Performance is not native​
When you create a web based offline first app, you cannot store data directly on the users filesystem. In fact there are many layers between your JavaScript code and the filesystem of the operation system. Let's say you insert a document in RxDB:
- You call the RxDB API to validate and store the data
- RxDB calls the underlying RxStorage, for example PouchDB.
- Pouchdb calls its underlying storage adapter
- The storage adapter calls IndexedDB
- The browser runs its internal handling of the IndexedDB API
- In most browsers IndexedDB is implemented on top of SQLite
- SQLite calls the OS to store the data in the filesystem
All these layers are abstractions. They are not build for exactly that one use case, so you lose some performance to tunnel the data through the layer itself, and you also lose some performance because the abstraction does not exactly provide the functions that are needed by the layer above and it will overfetch data.
You will not find a benchmark comparison between how many transactions per second you can run on the browser compared to a server based database.
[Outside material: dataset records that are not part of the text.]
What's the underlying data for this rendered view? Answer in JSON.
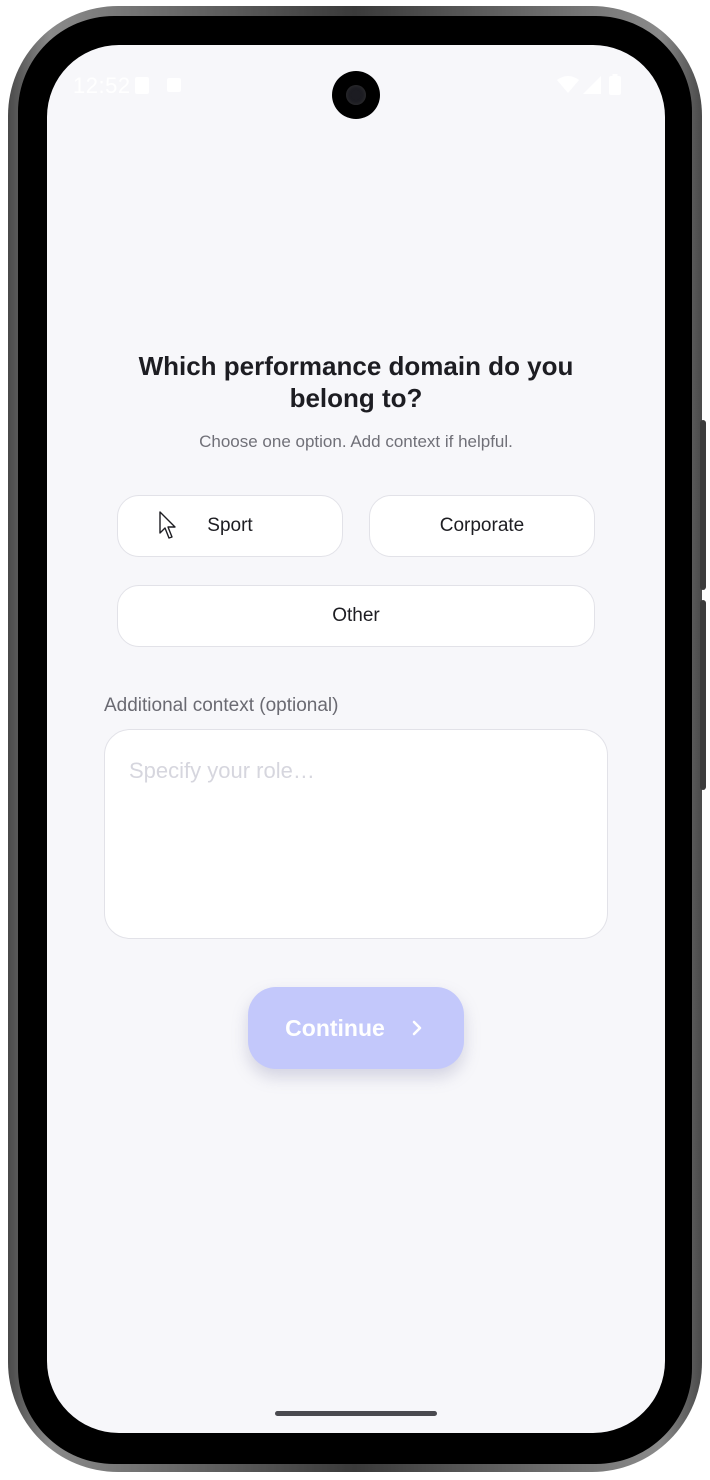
{
  "status_bar": {
    "time": "12:52"
  },
  "question": {
    "title": "Which performance domain do you belong to?",
    "subtitle": "Choose one option. Add context if helpful."
  },
  "options": [
    {
      "label": "Sport"
    },
    {
      "label": "Corporate"
    },
    {
      "label": "Other"
    }
  ],
  "context": {
    "label": "Additional context (optional)",
    "placeholder": "Specify your role…",
    "value": ""
  },
  "continue_button": {
    "label": "Continue",
    "icon": "chevron-right-icon"
  },
  "colors": {
    "accent_disabled": "#c3c8fb",
    "background": "#f7f7fa",
    "text_primary": "#1d1d22",
    "text_secondary": "#707078"
  }
}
Because it makes no sense to compare them. Browsers are slower, JavaScript is slower.
Is it fast enough?
What you really care about is "Is it fast enough?". For most use cases, the answer is yes
. Offline first apps are UI based and you do not need to process a million transactions per second, because your user will not click the save button that often. "Fast enough" means that the data is processed in under 16 milliseconds so that you can render the updated UI in the next frame. This is of course not true for all use cases, so you better think about the performance limit before starting with the implementation.
Nothing is predictable​
You have a PostgreSQL database and run a query over 1000ths of rows, which takes 200 milliseconds. Works great, so you now want to do something similar at the client device in your offline first app. How long does it take? You cannot know because people have different devices, and even equal devices have different things running in the background that slow the CPUs. So you cannot predict performance and as described above, you cannot even predict the storage limit. So if your app does heavy data analytics, you might better run everything on the backend and just send the results to the client.
There is no relational data​
I started creating RxDB many years ago and while still maintaining it, I often worked with all these other offline first databases out there. RxDB and all of these other ones, are based on some kind of document databases similar to NoSQL. Often people want to have a relational database like the SQL one they use at the backend.
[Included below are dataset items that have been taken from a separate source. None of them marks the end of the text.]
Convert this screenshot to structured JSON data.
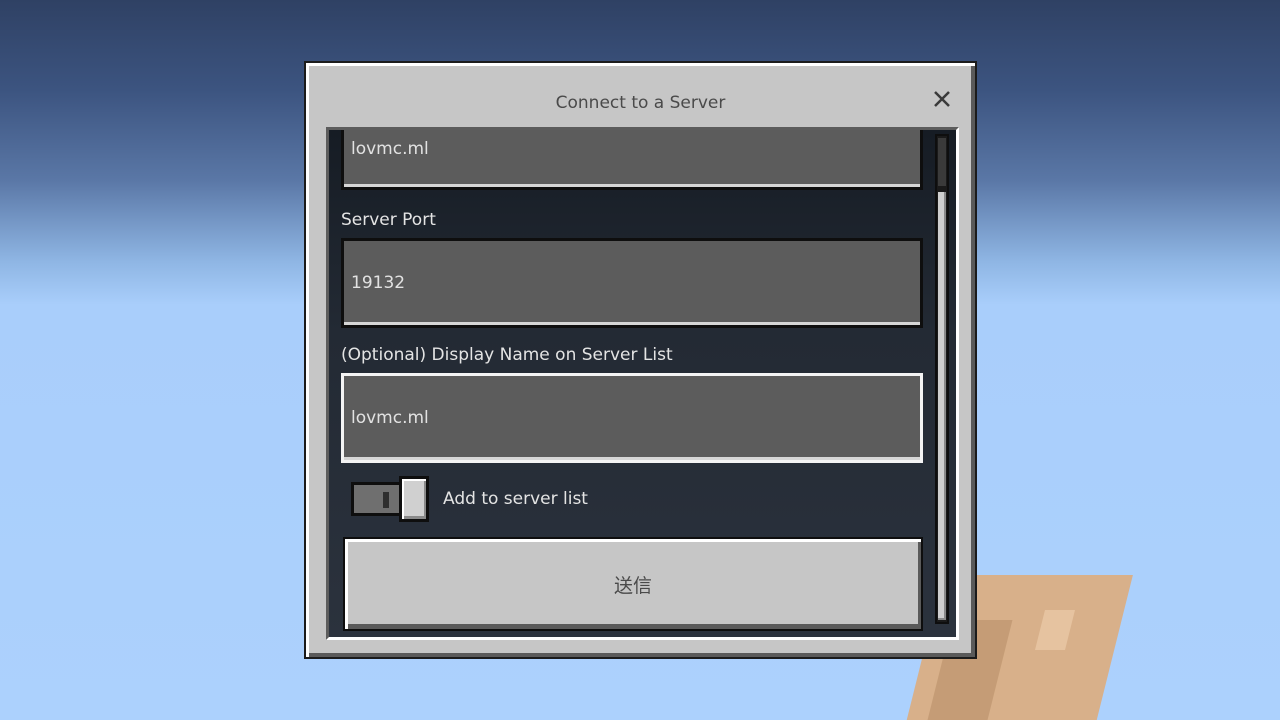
{
  "dialog": {
    "title": "Connect to a Server"
  },
  "form": {
    "server_address_value": "lovmc.ml",
    "server_port_label": "Server Port",
    "server_port_value": "19132",
    "display_name_label": "(Optional) Display Name on Server List",
    "display_name_value": "lovmc.ml",
    "add_to_list_label": "Add to server list",
    "add_to_list_checked": true,
    "submit_label": "送信"
  },
  "icons": {
    "close": "close-icon"
  }
}
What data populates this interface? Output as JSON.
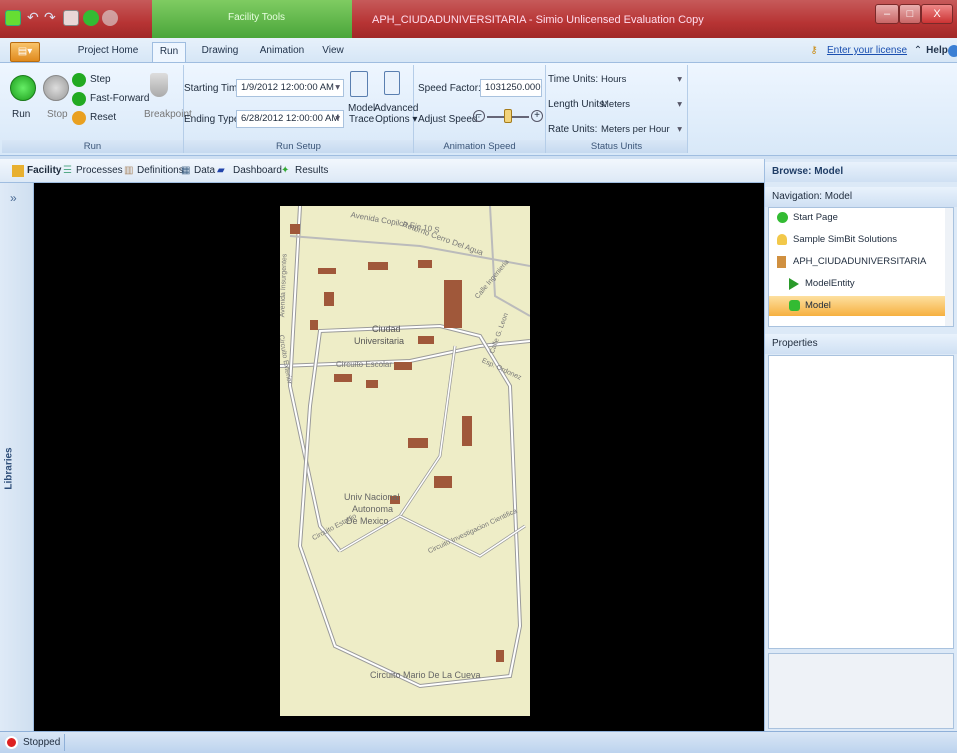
{
  "window": {
    "title": "APH_CIUDADUNIVERSITARIA - Simio Unlicensed Evaluation Copy",
    "context_tab": "Facility Tools"
  },
  "ribbon_tabs": [
    "Project Home",
    "Run",
    "Drawing",
    "Animation",
    "View"
  ],
  "license_link": "Enter your license key...",
  "help_label": "Help",
  "run_group": {
    "run": "Run",
    "stop": "Stop",
    "step": "Step",
    "fast_forward": "Fast-Forward",
    "reset": "Reset",
    "breakpoint": "Breakpoint",
    "label": "Run"
  },
  "run_setup": {
    "starting_time_label": "Starting Time:",
    "starting_time": "1/9/2012 12:00:00 AM",
    "ending_type_label": "Ending Type:",
    "ending_type": "6/28/2012 12:00:00 AM",
    "model_trace_1": "Model",
    "model_trace_2": "Trace",
    "advanced_1": "Advanced",
    "advanced_2": "Options ▾",
    "label": "Run Setup"
  },
  "animation_speed": {
    "speed_factor_label": "Speed Factor:",
    "speed_factor": "1031250.000",
    "adjust_speed_label": "Adjust Speed:",
    "adjust_speed_level": 0.5,
    "label": "Animation Speed"
  },
  "status_units": {
    "time_units_label": "Time Units:",
    "time_units": "Hours",
    "length_units_label": "Length Units:",
    "length_units": "Meters",
    "rate_units_label": "Rate Units:",
    "rate_units": "Meters per Hour",
    "label": "Status Units"
  },
  "view_tabs": [
    "Facility",
    "Processes",
    "Definitions",
    "Data",
    "Dashboard",
    "Results"
  ],
  "libraries_label": "Libraries",
  "map_labels": {
    "copilco": "Avenida Copilco Eje 10 S",
    "retorno": "Retorno Cerro Del Agua",
    "ingenieria": "Calle Ingenieria",
    "insurgentes": "Avenida Insurgentes",
    "ciudad": "Ciudad",
    "universitaria": "Universitaria",
    "escolar": "Circuito Escolar",
    "exterior": "Circuito Exterior",
    "leon": "Calle G. Leon",
    "ordonez": "Esp. Ordonez",
    "unam1": "Univ Nacional",
    "unam2": "Autonoma",
    "unam3": "De Mexico",
    "estadio": "Circuito Estadio",
    "investigacion": "Circuito Investigacion Cientifica",
    "cueva": "Circuito Mario De La Cueva"
  },
  "browse": {
    "title": "Browse: Model",
    "navigation_title": "Navigation: Model",
    "items": [
      "Start Page",
      "Sample SimBit Solutions",
      "APH_CIUDADUNIVERSITARIA",
      "ModelEntity",
      "Model"
    ],
    "properties_title": "Properties"
  },
  "status_bar": {
    "state": "Stopped"
  },
  "colors": {
    "title_bar": "#b73434",
    "context_tab": "#4aa63a",
    "selected_item": "#f6b040",
    "canvas": "#000000",
    "map_bg": "#eeedc7",
    "building": "#a0583a"
  }
}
So why are there no real relations in offline first databases? I could answer with these arguments like how JavaScript works better with document based data, how performance is better when having no joins or even how NoSQL queries are more composable. But the truth is, everything is NoSQL because it makes replication easy. An SQL query that mutates data in different tables based on some selects and joins, cannot be partially replicated without breaking the client. You have foreign keys that point to other rows and if these rows are not replicated yet, you have a problem. To implement a robust replication protocol for relational data, you need some stuff like a reliable atomic clock and you have to block queries over multiple tables while a transaction replicated. Watch this guy implementing offline first replication on top of SQLite or read this discussion about implementing offline first in supabase.
So creating replication for an SQL offline first database is way more work than just adding some network protocols on top of PostgreSQL. It might not even be possible for clients that have no reliable clock.